Selon
Gandhi, « l’exemple n’est pas le meilleur moyen de convaincre, c’est le
seul. » C’est en adoptant cette citation comme credo que depuis
quelques années, j’essaie de faire du partage l’une de mes priorités.
Employer
le mot « partage » plutôt qu’un terme du champ lexical relevant du
don n’est pas anodin et m’apparaît plus approprié. En effet, nous pouvons tous
aider quelqu’un en donnant, soit de manière financière soit matériellement…
mais partager de son temps, notion après laquelle nous courons tous dans nos
sociétés de surconsommation, nécessite d’accepter de et de renoncer à :
d’accepter de se recentrer sur l’essentiel et de fait, de renoncer à ce qui
nous en éloigne.
Depuis
ma première expérience humanitaire au Cameroun, la notion de partage et notamment
avec les enfants des rues, m’habite et m’identifie. Je la développe, l’enrichis
et, grâce à ma profession de professeur, l’exacerbe auprès de mes élèves.
Levier pédagogique et éducatif, les projets nommés APSI (Action Pédagogique de
Solidarité Internationale) motivent ces derniers et s’avèrent être des supports
intéressants pour une sensibilisation à la citoyenneté mondiale. Depuis,
d’autres destinations s’ajoutent : Congo, Cap-Vert, Maroc et en avril
dernier, Malaisie et me comblent. Car vous ne revenez pas indemne de ce type de
« vacances ». Votre quotient émotionnel est mis à rude épreuve et
vous apprenez à relativiser, à vous satisfaire de ce que vous possédez et à
minimiser vos besoins autres que primaires. Mais quel pur bonheur que de
s’alléger l’esprit et le corps !
C’est
dans cette optique que ma rencontre avec Coup de pouce a ouvert un chemin sur
lequel je compte effectuer quelques pas. Les premiers m’ont permis de faire
connaissance avec Magali avec qui la relation avait été établie des mois au
préalable. Une belle rencontre, de celle qui vous encourage à poursuivre votre
action et perdure. Je la remercie encore pour sa confiance, sa disponibilité,
physique et matérielle (la preuve en photos !).
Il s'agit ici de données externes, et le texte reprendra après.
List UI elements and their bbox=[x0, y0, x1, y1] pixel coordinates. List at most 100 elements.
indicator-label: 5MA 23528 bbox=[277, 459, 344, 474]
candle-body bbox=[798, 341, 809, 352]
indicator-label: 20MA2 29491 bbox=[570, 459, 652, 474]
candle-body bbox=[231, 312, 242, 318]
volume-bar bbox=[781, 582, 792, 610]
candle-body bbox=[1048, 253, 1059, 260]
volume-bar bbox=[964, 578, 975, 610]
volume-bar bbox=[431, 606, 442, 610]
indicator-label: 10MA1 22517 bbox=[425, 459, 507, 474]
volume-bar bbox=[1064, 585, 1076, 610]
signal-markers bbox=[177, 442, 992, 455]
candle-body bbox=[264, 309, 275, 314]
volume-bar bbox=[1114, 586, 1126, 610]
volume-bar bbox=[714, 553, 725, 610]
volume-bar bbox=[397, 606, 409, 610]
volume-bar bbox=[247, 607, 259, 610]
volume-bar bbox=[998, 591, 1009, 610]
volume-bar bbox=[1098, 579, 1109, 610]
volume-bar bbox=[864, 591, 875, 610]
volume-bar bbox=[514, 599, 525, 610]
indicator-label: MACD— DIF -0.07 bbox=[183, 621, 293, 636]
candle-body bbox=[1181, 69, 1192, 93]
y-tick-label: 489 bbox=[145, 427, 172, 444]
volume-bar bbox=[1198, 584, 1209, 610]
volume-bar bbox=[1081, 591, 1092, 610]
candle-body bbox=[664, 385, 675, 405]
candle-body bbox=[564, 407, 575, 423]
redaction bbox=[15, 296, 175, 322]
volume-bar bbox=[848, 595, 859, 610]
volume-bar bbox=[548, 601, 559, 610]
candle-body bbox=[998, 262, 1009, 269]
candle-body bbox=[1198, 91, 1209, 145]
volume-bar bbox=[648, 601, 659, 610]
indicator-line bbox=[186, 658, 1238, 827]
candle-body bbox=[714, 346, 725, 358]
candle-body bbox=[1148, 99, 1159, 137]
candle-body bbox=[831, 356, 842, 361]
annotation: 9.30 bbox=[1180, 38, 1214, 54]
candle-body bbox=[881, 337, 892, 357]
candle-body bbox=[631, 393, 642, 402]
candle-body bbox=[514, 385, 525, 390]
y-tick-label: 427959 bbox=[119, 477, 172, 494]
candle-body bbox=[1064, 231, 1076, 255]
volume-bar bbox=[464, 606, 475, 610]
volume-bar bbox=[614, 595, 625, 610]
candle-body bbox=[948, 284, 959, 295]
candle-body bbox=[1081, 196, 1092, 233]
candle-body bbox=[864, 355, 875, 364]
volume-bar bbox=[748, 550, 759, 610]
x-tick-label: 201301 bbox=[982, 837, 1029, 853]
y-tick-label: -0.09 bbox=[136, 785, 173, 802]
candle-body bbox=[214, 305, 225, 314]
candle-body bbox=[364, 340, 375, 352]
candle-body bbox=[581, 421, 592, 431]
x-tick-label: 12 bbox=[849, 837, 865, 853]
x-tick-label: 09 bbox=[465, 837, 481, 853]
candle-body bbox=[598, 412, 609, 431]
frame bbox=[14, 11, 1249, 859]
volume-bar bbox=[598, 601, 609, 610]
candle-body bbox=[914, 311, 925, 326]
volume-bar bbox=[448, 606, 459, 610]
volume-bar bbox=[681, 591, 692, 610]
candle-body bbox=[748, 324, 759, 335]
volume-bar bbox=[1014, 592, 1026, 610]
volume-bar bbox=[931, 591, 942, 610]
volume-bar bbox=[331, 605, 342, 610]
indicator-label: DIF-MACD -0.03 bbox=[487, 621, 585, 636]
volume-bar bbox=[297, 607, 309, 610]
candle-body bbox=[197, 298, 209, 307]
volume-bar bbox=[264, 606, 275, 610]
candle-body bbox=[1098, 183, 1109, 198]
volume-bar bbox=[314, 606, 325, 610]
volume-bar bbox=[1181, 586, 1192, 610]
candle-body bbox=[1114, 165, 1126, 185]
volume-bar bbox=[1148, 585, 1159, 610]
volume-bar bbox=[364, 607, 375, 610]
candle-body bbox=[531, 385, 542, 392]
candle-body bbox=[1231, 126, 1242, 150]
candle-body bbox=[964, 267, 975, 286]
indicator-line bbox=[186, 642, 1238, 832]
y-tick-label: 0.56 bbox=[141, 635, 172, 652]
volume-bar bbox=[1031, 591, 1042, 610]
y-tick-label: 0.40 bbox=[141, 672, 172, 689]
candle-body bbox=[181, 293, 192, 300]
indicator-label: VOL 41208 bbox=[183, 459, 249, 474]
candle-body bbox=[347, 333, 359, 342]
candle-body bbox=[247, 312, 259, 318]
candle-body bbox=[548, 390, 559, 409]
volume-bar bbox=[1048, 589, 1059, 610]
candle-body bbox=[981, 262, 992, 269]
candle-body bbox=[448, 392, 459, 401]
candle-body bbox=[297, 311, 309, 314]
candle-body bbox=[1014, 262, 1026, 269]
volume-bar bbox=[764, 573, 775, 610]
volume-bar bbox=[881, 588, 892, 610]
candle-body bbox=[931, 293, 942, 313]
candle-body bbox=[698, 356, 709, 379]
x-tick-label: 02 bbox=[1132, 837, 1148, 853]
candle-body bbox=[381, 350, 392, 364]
Nouvelle décoration pour le salon !
Pourquoi
l’espace des voitures n’est-il jamais suffisant ?!
Les dons
(vêtements, fournitures scolaires principalement) ont donc été acheminés de
Doha à Kuala Lumpur et remis en mains propres. J’ai ainsi pu rencontrer des
enfants et des femmes réfugiés et échanger quelques sourires car au-delà de la
barrière de la langue, il est un langage universel que celui du sourire. Et
quoi de plus beau que d’offrir un sourire et d’en recevoir mille en
retour ?
Premier contact,
premières émotions lorsque nous nous rendons au sein d’une école de la CWO
(Chin Women Organization). Cette organisation non gouvernementale est
constituée de femmes et d’enfants réfugiés de Birmanie, de la communauté Chin
(du nom de l’Etat de la subdivision administrative du pays). Victimes de nombreuses
exactions voire d’expulsions, les Chin sont des réfugiés dans leur propre pays.
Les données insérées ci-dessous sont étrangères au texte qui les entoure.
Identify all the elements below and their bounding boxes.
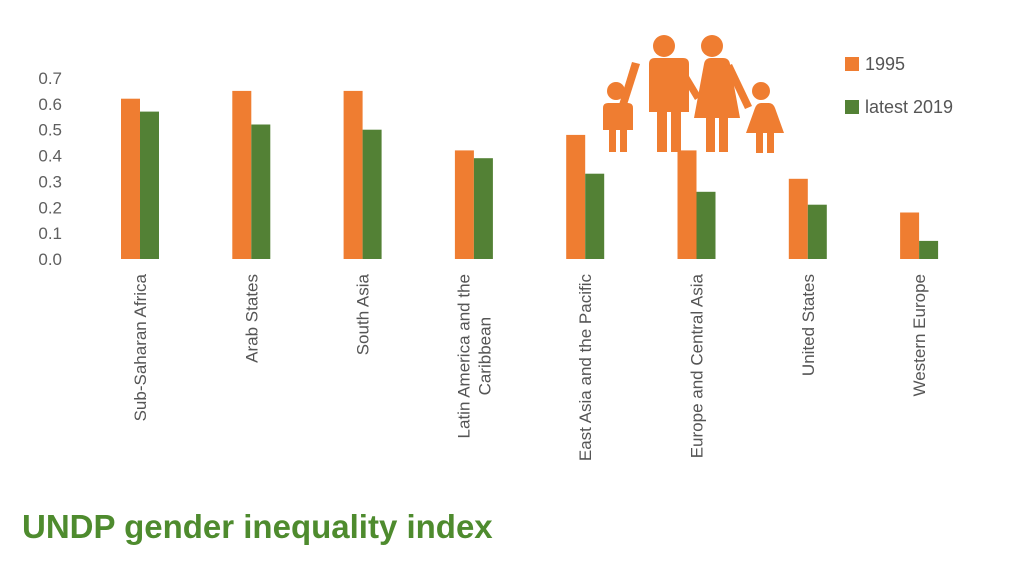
chart-title: UNDP gender inequality index — [22, 508, 493, 545]
bar-1995 — [121, 98, 140, 259]
y-tick-label: 0.6 — [38, 95, 62, 114]
bar-2019 — [585, 173, 605, 259]
x-axis-labels: Sub-Saharan Africa Arab States South Asia L… — [131, 273, 929, 461]
bar-1995 — [454, 150, 474, 259]
bar-1995 — [900, 212, 920, 259]
bar-2019 — [362, 129, 382, 259]
legend-label-1995: 1995 — [865, 54, 905, 74]
legend: 1995 latest 2019 — [845, 54, 953, 117]
y-tick-label: 0.3 — [38, 172, 62, 191]
legend-swatch-2019 — [845, 100, 859, 114]
y-axis: 0.0 0.1 0.2 0.3 0.4 0.5 0.6 0.7 — [38, 69, 62, 269]
bar-1995 — [677, 150, 697, 259]
bar-1995 — [232, 90, 252, 260]
y-tick-label: 0.5 — [38, 121, 62, 140]
family-icon — [603, 35, 784, 153]
x-category-label: United States — [799, 274, 818, 376]
x-category-label: Sub-Saharan Africa — [131, 273, 150, 421]
legend-label-2019: latest 2019 — [865, 97, 953, 117]
bars — [121, 90, 939, 260]
x-category-label: Arab States — [242, 274, 261, 363]
y-tick-label: 0.0 — [38, 250, 62, 269]
bar-2019 — [140, 111, 159, 259]
x-category-label: South Asia — [354, 273, 373, 355]
x-category-label: Western Europe — [910, 274, 929, 397]
legend-swatch-1995 — [845, 57, 859, 71]
x-category-label: East Asia and the Pacific — [576, 274, 595, 462]
x-category-label: Europe and Central Asia — [688, 273, 707, 458]
bar-1995 — [566, 134, 586, 259]
y-tick-label: 0.4 — [38, 147, 62, 166]
x-category-label: Latin America and the Caribbean — [454, 274, 494, 438]
bar-2019 — [473, 158, 493, 259]
bar-2019 — [919, 240, 939, 259]
bar-2019 — [251, 124, 271, 259]
bar-2019 — [807, 204, 827, 259]
bar-1995 — [343, 90, 363, 260]
y-tick-label: 0.1 — [38, 224, 62, 243]
bar-1995 — [788, 178, 808, 259]
bar-2019 — [696, 191, 716, 259]
y-tick-label: 0.7 — [38, 69, 62, 88]
y-tick-label: 0.2 — [38, 198, 62, 217]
Quand ils le peuvent et au prix d’énormes sacrifices, ils le fuient. La CWO
possède des locaux pour accueillir une 60ne d’enfants et pour assurer la
fabrication d’objets à partir de batik dont la vente permet de venir en aide
aux plus démunis. Arrivée à l’heure du déjeuner, nous apprenons que les repas
sont quotidiennement et gracieusement assurés par l’hôtel situé à proximité. Néanmoins,
les besoins demeurent immenses : vêtements, médicaments, mobilier et
fournitures scolaires… afin que tous ces enfants puissent s’épanouir. De fait,
acheter l’une de leur réalisation artisanale contribue à améliorer leurs
conditions de vie.

Déjeuner au sein de la SCS (Schelter Community School)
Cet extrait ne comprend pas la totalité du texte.